Non, tout n’est pas gay dans la vie. Ni gai au demeurant. Venez pleurer avec moi le décès de Pepe the Frog, mort sous les coups de l’extrême droite américaine. #RescapesdelEspece
Matt Furie avait créé en 2005 cet adolescent à tête de batracien, dévoreur de pizzas, accro aux jeux vidéo, traînant avec ses potes et qui descend son pantalon sur les chevilles pour pisser, ce que la mode des vêtements moulants rend obligatoire. Un univers « trop cool ». Durant la campagne présidentielle américaine, il avait assisté, accablé, à sa récupération par les partisans les plus extrémistes de Donald Trump. Affublé d’une mèche jaunasse à la manière de leur candidat, Pepe the Frog leur servait de signe de ralliement, sur fond de bannière étoilée et agrémenté de symboles racistes et antisémites.
Avec un total manque d’imagination, l’extrême droite française a suivi le mouvement en adaptant à la dimension hexagonale les slogans de Trump et en récupérant Pepe the Frog. Il figure, par exemple, sur la page Facebook de Fdesouche. Écœuré, incapable de dégager son personnage de cette boue haineuse, Matt Furie a publié, en 2017, une nouvelle bande dessinée dans laquelle il raconte les obsèques de son personnage, représenté dans un cercueil et pleuré par ses amis.

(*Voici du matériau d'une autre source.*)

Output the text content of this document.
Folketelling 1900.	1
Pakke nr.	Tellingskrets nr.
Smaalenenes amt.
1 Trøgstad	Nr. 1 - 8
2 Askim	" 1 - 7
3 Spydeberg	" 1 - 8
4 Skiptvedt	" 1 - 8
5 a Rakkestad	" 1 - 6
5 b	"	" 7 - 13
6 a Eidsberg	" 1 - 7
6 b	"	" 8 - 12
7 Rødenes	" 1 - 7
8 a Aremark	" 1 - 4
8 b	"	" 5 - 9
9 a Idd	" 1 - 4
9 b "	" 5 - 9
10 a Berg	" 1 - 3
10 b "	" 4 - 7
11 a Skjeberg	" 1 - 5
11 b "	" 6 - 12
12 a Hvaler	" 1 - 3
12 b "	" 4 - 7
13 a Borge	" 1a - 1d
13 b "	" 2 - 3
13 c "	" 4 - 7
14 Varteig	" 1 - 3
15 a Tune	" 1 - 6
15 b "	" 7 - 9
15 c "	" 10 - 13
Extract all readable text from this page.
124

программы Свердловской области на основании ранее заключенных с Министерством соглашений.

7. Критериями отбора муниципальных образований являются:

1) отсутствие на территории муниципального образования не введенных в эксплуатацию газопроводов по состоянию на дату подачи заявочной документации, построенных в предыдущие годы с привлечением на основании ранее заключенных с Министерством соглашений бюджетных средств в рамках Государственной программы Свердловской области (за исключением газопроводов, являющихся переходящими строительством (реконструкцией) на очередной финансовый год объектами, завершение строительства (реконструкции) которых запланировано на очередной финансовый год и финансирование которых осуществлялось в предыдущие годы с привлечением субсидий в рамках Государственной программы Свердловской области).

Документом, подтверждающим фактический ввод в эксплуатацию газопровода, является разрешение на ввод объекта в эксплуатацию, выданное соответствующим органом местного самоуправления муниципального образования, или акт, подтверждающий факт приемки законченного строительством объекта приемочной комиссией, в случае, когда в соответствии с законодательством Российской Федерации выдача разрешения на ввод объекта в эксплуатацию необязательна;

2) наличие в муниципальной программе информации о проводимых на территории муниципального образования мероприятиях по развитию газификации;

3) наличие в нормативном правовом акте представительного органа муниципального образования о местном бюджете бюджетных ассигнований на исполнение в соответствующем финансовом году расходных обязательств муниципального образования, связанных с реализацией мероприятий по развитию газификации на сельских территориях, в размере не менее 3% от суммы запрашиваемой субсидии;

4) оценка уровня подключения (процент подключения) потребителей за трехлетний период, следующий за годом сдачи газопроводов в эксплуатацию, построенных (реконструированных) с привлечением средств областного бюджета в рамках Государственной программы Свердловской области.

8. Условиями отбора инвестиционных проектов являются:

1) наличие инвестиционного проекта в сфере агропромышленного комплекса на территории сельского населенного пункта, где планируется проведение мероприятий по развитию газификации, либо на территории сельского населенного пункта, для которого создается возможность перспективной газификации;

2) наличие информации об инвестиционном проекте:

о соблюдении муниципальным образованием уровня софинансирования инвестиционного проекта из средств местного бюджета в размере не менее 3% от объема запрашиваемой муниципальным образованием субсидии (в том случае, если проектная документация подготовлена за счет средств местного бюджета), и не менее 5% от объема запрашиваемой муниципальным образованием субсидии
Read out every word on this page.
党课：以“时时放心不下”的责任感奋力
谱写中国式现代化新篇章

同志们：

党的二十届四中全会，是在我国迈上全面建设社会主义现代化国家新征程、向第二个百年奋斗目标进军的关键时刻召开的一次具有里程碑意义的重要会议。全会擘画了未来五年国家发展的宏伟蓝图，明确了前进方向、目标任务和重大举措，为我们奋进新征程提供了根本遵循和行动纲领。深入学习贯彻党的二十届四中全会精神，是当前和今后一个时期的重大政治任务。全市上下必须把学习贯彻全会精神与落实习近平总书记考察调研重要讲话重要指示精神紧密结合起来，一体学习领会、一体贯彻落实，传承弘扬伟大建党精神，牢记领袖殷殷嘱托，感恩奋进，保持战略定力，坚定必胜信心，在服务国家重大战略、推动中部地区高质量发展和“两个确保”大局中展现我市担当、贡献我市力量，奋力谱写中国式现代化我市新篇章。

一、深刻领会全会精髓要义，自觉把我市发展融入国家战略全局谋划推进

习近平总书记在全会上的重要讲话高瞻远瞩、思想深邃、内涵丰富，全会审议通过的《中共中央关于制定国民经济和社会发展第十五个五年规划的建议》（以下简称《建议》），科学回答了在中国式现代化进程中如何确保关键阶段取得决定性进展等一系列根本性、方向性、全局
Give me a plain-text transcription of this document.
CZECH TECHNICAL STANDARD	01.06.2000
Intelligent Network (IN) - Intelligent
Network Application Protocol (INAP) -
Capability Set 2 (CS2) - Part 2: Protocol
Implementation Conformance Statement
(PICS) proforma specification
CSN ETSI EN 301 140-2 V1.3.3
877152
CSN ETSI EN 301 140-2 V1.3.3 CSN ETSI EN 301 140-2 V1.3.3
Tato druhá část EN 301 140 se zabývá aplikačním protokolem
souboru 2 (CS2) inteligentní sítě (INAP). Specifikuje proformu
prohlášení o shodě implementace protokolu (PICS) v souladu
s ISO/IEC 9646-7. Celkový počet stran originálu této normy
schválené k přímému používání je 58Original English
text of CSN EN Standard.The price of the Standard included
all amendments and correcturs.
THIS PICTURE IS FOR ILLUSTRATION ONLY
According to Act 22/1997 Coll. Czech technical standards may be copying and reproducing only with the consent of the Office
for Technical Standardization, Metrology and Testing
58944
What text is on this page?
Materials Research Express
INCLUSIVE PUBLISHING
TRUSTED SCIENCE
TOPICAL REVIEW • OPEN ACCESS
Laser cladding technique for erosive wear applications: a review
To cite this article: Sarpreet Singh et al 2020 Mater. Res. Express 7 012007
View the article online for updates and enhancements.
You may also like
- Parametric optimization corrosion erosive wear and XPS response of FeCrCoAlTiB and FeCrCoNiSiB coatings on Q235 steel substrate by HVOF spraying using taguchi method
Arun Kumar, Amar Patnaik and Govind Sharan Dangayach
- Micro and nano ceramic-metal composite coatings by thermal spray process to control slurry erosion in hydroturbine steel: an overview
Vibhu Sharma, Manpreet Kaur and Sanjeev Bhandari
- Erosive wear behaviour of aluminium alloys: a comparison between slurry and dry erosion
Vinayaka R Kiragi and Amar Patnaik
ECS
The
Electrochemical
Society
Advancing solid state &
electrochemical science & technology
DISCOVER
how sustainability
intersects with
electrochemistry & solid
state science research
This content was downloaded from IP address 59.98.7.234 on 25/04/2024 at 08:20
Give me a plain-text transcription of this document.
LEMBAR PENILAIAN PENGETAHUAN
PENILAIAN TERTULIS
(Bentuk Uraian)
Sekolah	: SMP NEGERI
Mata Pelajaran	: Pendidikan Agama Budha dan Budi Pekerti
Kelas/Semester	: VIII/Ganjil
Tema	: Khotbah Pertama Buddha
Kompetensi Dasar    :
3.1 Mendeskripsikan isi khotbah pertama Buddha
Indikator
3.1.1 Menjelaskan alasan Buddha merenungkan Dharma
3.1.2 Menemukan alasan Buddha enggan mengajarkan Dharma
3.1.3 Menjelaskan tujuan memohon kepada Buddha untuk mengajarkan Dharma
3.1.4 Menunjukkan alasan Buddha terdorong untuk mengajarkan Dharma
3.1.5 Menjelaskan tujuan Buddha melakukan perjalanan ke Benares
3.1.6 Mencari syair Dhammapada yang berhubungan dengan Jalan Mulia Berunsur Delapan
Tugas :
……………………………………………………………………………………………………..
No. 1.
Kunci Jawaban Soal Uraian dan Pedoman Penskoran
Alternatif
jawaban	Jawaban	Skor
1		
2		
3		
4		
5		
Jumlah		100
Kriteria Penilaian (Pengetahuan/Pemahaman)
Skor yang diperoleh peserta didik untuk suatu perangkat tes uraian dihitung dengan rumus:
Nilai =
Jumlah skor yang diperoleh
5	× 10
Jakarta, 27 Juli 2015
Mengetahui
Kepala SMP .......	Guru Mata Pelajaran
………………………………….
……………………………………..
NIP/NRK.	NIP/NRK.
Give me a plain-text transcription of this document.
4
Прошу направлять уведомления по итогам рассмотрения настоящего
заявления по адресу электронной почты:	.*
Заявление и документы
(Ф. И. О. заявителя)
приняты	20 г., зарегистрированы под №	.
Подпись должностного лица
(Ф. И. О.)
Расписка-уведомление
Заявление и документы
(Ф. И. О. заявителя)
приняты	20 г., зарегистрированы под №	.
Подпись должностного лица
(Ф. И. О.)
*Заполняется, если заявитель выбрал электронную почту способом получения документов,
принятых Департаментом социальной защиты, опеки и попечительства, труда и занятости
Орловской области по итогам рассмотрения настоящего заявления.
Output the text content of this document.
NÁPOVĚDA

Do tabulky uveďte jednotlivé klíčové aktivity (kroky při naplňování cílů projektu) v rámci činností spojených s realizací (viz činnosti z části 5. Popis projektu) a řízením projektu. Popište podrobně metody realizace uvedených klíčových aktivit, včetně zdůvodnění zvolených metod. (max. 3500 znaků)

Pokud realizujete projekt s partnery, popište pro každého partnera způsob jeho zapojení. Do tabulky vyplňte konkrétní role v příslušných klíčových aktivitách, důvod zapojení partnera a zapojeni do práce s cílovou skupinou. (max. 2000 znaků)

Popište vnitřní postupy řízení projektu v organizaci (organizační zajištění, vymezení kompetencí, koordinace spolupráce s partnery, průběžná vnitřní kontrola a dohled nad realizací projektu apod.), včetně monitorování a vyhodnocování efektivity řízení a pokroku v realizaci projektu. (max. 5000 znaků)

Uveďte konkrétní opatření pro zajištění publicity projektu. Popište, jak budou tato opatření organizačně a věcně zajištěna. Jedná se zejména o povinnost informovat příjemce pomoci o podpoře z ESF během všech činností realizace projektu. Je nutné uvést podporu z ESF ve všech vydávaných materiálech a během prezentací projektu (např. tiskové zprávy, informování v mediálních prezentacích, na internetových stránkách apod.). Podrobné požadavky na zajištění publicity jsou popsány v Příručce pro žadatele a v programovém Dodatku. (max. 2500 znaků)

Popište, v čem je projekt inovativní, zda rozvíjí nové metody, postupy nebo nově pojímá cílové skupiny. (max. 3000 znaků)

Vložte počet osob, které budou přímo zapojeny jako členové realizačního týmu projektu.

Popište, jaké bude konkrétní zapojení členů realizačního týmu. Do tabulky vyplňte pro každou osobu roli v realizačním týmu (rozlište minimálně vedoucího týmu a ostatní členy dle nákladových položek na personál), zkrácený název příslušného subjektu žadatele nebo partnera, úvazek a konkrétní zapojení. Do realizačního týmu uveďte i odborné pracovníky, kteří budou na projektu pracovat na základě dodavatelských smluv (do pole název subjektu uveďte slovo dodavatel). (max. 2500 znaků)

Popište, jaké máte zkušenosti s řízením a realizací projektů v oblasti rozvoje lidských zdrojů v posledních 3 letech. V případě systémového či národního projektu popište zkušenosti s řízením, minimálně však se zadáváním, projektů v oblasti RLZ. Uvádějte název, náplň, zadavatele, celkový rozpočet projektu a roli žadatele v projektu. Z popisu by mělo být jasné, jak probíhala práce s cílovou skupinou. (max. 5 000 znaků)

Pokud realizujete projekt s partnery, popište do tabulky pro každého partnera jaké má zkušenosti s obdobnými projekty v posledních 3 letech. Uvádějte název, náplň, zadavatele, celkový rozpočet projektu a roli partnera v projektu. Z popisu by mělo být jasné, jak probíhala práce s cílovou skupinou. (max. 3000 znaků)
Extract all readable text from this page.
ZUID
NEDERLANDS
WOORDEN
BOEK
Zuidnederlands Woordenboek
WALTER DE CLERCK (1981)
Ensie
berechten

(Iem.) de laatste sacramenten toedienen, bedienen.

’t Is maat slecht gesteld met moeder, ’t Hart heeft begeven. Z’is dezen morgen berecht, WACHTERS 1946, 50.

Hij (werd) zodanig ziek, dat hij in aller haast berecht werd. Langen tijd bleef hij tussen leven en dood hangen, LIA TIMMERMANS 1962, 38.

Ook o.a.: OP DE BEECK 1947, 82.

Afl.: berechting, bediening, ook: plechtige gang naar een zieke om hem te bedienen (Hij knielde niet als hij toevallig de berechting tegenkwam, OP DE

Ainsi va la destinée des textes et des auteurs. Chacun les cuisine à sa sauce. Les adeptes twittos de cette extrême droite américaine ont au moins le mérite de reconnaître la valeur de l’écrit. En cela, ils se démarquent de leur idole, le quarante-cinquième Président, dont la culture ne se nourrit que de séries télévisées. Il l’a reconnu dans un troublant montage diffusé sur des réseaux de chaînes câblées par le présentateur David Pakman (1). L’objectif était de démontrer que Donal Trump pourrait souffrir d’une forme de dégénérescence mentale. Dans l’une des séquences, le Président américain apparaît démuni face à un texte qu’il lui est demandé de lire et se justifiant par une absence de lunettes. Terrifiant. Et glaçant.
La référence à la lecture ou à l’image n’est pas neutre. Le nombre d’informations rendues disponibles par chaque support n’est en rien équivalent. Le livre est plus riche, plus dense, permet une mémorisation plus importante et un retour vers la source plus aisé. Il en va de même pour la construction d’un imaginaire. Le lecteur est libre d’interpréter, là où le support de l’image contraint davantage. Raison de plus pour ceux qui s’expriment par voie écrite de veiller avec soin au contenu de leurs propos. Verba volant, scripta manent (2).
Gérard Davet et Fabrice Lhomme, les journalistes du Monde qui ont crucifié François Hollande (3), répètent pour justifier leur démarche ce qu’affirment nombre d’intervieweurs. Ils revendiquent le final cut à la manière des producteurs d’Hollywood. À l’inverse, il me paraît légitime qu’il revienne à la personne qui a été interrogée, qui s’exprime. Elle doit pouvoir relire le texte destiné à la publication de manière à assumer pleinement ses propos. Surtout dans un contexte contemporain de médiatisation extrême et de passage des textes dans la moulinette audiovisuelle et des réseaux sociaux qui n’en respectent pas toujours la substance. User de la parole est un exercice délicat, parfois périlleux, ce ne peut devenir une forme de roulette russe. L’Est républicain me l’avait rappelé.
Note :
- Visible sur https://www.facebook.com/pfisterthierry la page Facebook qui accompagne et illustre ce blog.
- « Les paroles s’envolent, les écrits restent »
- Un Président ne devrait pas dire ça…, op. cit.